In one study, using the LEG AuNPs CRP sensor, CRP levels were evaluated in healthy subjects grouped according to smoking status (current, former, and never smokers). Results of the study are illustrated by FIG. 13B, which includes a box-and-whisker plot of CRP levels in iontophoresis-extracted sweat and serum samples from patients with COPD (n=10 biological replicates) and without COPD (n=24 biological replicates). The participants were classified into five subgroups: current smokers with COPD (n=6 biological replicates) or without COPD (n=10 biological replicates), former smokers with COPD (n=4 biological replicates) and without COPD (n=9 biological replicates) and never smokers without COPD (n=5 biological replicates). It was observed that CRP levels in both serum and sweat were greater in current smokers as compared with former and never smokers, consistent with previous reports on the effect of current smoking on serum CRP. Among COPD patients, it was observed that serum and sweat CRP values were greater in former smokers than current smokers, consistent with irreversible tissue damage and chronic inflammation in COPD patients even after smoking cessation. The foregoing experimental results illustrate that monitoring sweat CRP in COPD patients could therefore be useful for following disease progression and/or predicting exacerbation in this patient population.

In another, preliminary study, using the LEG AuNPs CRP sensor, CRP levels were evaluated in heart failure (HF) patients. Chronic systemic inflammation can be related to increased risks of cardiovascular events. Results of the study are illustrated by FIG. 13C, which includes a box-and-whisker plot of CRP levels in sweat and serum samples from healthy participants (n=7 biological replicates), patients with HF with reduced ejection fraction (HFrEF; n=7 biological replicates) and patients with HF with preserved ejection fraction (HFpEF; n=9 biological replicates). The sensor results showed that that serum and sweat CRP values were substantially elevated in patients with HFpEF but not in patients with HFrEF, consistent with past studies. The foregoing experimental results illustrate that the investigation of the dynamics of sweat CRP using the technology described herein could potentially have high value in predicting HFpEF disease progression and clinical outcomes.

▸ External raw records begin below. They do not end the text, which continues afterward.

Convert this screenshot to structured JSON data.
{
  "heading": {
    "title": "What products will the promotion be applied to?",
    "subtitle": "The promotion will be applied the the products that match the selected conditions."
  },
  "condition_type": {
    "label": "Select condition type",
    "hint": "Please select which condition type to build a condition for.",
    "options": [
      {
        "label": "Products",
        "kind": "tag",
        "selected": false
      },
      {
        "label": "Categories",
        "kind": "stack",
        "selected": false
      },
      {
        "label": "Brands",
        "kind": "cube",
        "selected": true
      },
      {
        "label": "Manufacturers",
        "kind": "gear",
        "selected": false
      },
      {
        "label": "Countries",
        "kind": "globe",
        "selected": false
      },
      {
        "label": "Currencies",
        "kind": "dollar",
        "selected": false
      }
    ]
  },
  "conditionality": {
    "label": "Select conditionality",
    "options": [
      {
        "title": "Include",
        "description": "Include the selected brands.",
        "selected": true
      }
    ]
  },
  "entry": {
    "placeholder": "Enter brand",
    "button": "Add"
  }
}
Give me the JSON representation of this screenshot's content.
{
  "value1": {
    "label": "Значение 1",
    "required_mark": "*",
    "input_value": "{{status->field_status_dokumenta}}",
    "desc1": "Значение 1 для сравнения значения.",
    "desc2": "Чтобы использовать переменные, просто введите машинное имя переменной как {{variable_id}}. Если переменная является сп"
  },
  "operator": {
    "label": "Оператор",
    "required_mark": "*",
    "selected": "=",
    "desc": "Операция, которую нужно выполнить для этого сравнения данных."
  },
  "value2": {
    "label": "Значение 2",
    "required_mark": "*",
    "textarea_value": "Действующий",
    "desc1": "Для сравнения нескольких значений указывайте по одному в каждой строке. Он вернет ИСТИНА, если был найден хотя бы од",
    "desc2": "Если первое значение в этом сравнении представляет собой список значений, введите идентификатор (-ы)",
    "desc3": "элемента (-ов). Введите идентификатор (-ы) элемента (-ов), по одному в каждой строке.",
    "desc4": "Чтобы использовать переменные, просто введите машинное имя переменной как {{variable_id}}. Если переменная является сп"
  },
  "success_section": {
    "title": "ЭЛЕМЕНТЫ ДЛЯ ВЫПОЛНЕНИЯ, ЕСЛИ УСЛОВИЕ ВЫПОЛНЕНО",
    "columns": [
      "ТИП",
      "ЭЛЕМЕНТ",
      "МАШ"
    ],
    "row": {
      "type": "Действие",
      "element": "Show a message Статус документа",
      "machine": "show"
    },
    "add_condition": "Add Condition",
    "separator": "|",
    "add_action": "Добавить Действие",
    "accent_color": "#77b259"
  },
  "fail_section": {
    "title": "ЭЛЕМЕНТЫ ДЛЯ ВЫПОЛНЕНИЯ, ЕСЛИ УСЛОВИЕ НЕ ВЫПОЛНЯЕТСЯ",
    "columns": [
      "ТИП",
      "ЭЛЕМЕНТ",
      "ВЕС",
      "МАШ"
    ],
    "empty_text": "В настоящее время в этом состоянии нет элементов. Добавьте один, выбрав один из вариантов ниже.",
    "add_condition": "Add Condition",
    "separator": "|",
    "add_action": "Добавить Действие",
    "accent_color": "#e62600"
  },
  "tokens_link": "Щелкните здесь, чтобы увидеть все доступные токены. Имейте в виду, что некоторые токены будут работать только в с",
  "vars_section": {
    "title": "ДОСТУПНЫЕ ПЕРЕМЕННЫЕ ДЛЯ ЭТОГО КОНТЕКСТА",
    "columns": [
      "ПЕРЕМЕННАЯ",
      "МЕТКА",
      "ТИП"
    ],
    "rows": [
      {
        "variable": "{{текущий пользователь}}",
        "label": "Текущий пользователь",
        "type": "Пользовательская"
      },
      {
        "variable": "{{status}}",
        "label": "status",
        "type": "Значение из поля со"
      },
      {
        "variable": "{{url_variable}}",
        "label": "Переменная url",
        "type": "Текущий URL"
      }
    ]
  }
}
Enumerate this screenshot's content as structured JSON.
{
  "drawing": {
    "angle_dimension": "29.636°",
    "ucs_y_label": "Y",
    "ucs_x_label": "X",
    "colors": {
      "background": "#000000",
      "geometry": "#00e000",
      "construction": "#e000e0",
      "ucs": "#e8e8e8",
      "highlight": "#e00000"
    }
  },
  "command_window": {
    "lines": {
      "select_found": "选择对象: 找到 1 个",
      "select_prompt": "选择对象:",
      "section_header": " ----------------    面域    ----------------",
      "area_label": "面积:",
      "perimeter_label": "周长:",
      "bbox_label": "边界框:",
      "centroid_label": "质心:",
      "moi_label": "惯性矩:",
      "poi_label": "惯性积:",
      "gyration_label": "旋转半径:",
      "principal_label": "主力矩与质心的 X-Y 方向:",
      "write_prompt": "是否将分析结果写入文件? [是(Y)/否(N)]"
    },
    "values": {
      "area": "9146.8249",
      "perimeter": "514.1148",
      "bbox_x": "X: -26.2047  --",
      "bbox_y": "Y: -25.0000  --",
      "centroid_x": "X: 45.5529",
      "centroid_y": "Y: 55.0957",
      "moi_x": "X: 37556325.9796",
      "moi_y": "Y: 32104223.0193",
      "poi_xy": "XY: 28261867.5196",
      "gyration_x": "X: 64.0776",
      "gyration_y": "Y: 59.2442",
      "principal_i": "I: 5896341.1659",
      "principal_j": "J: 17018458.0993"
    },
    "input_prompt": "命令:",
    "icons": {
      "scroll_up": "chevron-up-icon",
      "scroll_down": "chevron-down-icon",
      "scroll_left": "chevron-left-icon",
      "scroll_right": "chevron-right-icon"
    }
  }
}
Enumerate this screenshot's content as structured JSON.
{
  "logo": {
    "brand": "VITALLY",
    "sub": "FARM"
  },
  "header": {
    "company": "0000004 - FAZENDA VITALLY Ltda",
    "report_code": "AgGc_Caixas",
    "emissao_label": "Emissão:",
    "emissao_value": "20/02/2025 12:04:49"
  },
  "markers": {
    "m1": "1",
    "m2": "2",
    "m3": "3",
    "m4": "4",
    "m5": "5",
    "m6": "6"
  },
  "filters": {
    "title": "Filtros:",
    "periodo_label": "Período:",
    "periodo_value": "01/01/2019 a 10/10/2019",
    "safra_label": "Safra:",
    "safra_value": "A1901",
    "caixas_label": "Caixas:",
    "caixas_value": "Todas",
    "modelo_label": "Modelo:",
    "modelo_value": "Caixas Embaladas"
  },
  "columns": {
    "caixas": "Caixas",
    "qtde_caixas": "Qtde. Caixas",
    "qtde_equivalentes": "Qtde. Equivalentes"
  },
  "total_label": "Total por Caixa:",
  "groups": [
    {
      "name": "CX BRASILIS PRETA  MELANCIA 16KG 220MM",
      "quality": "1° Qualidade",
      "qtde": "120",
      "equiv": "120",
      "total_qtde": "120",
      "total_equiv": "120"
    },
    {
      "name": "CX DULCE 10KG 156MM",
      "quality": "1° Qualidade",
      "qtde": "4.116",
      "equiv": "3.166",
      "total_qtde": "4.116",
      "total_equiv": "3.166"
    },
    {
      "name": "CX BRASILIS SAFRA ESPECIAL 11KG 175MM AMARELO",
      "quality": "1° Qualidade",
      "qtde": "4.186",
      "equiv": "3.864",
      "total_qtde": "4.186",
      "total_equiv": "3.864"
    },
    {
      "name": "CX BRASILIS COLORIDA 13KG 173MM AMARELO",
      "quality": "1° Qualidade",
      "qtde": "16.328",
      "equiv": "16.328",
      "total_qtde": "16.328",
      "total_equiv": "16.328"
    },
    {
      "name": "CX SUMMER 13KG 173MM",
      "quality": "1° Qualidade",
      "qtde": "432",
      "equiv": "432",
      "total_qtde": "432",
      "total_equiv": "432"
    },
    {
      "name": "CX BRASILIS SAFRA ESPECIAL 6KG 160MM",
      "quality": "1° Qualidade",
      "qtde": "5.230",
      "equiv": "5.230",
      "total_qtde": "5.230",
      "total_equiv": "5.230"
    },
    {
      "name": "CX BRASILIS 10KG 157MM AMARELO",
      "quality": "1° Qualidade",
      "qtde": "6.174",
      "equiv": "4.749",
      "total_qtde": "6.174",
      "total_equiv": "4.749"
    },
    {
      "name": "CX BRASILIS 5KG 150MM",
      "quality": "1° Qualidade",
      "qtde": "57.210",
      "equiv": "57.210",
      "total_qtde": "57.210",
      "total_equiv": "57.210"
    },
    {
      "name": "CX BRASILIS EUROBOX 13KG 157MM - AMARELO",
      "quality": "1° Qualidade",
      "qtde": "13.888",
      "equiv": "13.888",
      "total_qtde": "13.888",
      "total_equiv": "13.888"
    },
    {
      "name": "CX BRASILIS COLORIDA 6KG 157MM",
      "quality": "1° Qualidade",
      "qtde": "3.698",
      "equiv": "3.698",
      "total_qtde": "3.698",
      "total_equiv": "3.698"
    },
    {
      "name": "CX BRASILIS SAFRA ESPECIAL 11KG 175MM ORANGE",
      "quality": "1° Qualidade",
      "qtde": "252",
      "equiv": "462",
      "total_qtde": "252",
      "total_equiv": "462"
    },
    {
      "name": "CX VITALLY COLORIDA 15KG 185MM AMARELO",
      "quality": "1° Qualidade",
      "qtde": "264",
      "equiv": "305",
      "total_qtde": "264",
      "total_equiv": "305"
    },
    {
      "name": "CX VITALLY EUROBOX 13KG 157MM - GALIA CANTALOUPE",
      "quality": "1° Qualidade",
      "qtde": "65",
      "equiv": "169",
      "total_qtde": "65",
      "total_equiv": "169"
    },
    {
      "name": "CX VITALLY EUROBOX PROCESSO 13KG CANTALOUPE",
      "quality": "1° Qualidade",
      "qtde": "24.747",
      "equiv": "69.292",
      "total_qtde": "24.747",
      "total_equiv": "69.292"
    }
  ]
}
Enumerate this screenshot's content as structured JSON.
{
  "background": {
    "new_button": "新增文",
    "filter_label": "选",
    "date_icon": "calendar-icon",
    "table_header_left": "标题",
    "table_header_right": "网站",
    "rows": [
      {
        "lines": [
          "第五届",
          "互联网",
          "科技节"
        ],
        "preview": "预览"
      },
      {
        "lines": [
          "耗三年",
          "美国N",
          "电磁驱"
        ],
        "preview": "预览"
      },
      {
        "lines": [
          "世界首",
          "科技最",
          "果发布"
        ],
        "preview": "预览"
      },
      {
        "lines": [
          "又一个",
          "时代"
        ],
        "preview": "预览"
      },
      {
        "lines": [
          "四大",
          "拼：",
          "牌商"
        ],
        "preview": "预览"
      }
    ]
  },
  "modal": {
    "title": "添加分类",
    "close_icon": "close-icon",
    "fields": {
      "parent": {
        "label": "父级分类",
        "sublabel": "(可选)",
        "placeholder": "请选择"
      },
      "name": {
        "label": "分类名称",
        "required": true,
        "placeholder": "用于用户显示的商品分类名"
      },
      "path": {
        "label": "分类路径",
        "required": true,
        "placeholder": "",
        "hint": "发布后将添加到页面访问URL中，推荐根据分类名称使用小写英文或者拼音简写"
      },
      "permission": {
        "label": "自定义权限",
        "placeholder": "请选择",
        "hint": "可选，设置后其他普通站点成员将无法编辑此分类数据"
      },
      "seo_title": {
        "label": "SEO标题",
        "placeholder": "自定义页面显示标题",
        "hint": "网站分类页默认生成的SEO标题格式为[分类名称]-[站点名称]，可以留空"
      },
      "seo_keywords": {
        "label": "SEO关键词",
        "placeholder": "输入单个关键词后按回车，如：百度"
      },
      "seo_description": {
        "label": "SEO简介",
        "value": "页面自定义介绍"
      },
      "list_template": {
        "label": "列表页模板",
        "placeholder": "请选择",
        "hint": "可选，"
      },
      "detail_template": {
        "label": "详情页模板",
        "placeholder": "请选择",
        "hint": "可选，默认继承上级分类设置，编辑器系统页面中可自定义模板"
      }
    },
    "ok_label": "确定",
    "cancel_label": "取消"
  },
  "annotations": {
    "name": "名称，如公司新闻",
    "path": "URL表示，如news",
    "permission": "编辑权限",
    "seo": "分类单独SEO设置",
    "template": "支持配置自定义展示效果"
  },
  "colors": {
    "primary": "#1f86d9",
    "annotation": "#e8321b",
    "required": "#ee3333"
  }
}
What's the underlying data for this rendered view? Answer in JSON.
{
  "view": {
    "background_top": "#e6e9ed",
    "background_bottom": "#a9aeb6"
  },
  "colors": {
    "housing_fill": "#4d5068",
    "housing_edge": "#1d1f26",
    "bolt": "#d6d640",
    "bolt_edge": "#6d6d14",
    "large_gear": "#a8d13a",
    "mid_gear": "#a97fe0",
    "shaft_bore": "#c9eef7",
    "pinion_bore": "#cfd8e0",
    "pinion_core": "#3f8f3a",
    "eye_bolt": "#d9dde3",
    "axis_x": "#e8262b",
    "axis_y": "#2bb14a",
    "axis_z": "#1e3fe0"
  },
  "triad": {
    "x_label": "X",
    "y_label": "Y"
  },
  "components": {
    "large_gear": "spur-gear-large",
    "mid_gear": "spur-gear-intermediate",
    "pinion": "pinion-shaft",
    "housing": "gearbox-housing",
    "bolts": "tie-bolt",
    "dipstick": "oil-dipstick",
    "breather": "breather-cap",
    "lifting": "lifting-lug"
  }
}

In addition to chronic infections in COPD and HF, acute infections (such as COVID-19) could lead to severe inflammatory responses. In a further, pilot study, using the LEG AuNPs CRP sensor, CRP levels were evaluated in hospitalized patients with active infections for two consecutive days. Results of the study are illustrated by FIG. 13D, which includes a box-and-whisker plot of CRP levels in sweat and serum samples from three patients with active infection on two consequent days (n=3 biological replicates). The dotted lines represent the mean values of the sweat and serum CRP levels for healthy participants. Substantial increase (over 10-fold on average) in both serum and sweat CRPs was identified in patients with active infection as compared with healthy subjects, indicating the presence of highly elevated sweat CRP in acute inflammation. In the plots of FIGS. 13B-13D, the bottom whisker represents the minimum, the top whisker represents the maximum and the square in the box represents the mean.

In a further study, using the LEG AuNPs CRP sensor, CRP levels were analyzed in samples from healthy subjects and patient populations with various inflammatory conditions. Results of the study are illustrated by FIG. 13E, which is a plot showing correlation of serum and sweat CRP levels, where the correlation coefficient was acquired through Pearson's correlation analysis (n=80, P<0.00001). Using the CRP sensor, a high correlation coefficient (r) of 0.844 between sweat and serum CRP concentrations was obtained. Such correlation to serum CRP concentrations appeared to be higher than those obtained from saliva and urine samples in one study, suggesting the great potential of using sweat CRP for the non-invasive monitoring of systemic inflammation toward the management of a variety of chronic and acute health conditions.

Clinical On-Body Evaluation

Clinical on-body evaluation of a wearable biosensor system including a multiplexed LEG sensor array was performed on healthy subjects (involving both never smokers and current smokers) as well as patients with COPD and post-COVID-19 infection. Some of the results of on-body evaluation of the multiplexed sensor patch toward noninvasive automatic inflammation monitoring are illustrated in FIGS. 14A-14D, which show on-body multiplexed physicochemical analysis and CRP analysis with real-time sensor calibrations using the wearable sensor from healthy never smokers (FIG. 14A), healthy smokers (FIG. 14B), a patient with COPD (FIG. 14C), and participants who previously had COVID-19 (FIG. 14D). During on-body trials, it was observed that the wearable system laminated conformally on the subject's arm, chemically inducing and analyzing sweat, and acquiring inflammatory biomarker information non-invasively and wirelessly. In the foregoing trials, in situ pH, temperature, and CRP sensor readings were acquired after the ionic strength sensor indicated full refreshment of the detection reservoir. The CRP concentration was converted in a mobile application based on the obtained SWV voltammogram and the corresponding real-time obtained ionic strength, pH, and temperature values. As expected, an elevated CRP level was observed from the current smokers as compared with the never smokers in healthy subjects. The CRP levels in the COPD patients and post-COVID subjects were substantially greater than those of non-smoking healthy subjects, suggesting the promise of using the biosensor device 300 in practical non-invasive systemic inflammation monitoring and disease management applications. In vitro analysis of sweat and serum from post-COVID subjects corroborated the on-body observation that patients who experienced moderate symptoms during COVID may still present a low-grade inflammation post COVID episode as indicated by the slightly elevated CRP levels. Similar as serum, it was observed that sweat CRP levels remained substantially stable during a 30-minute test period and no substantial variations were observed for chemically-induced sweat samples at different body locations, including the forearm, leg, upper arm location, thigh, and back.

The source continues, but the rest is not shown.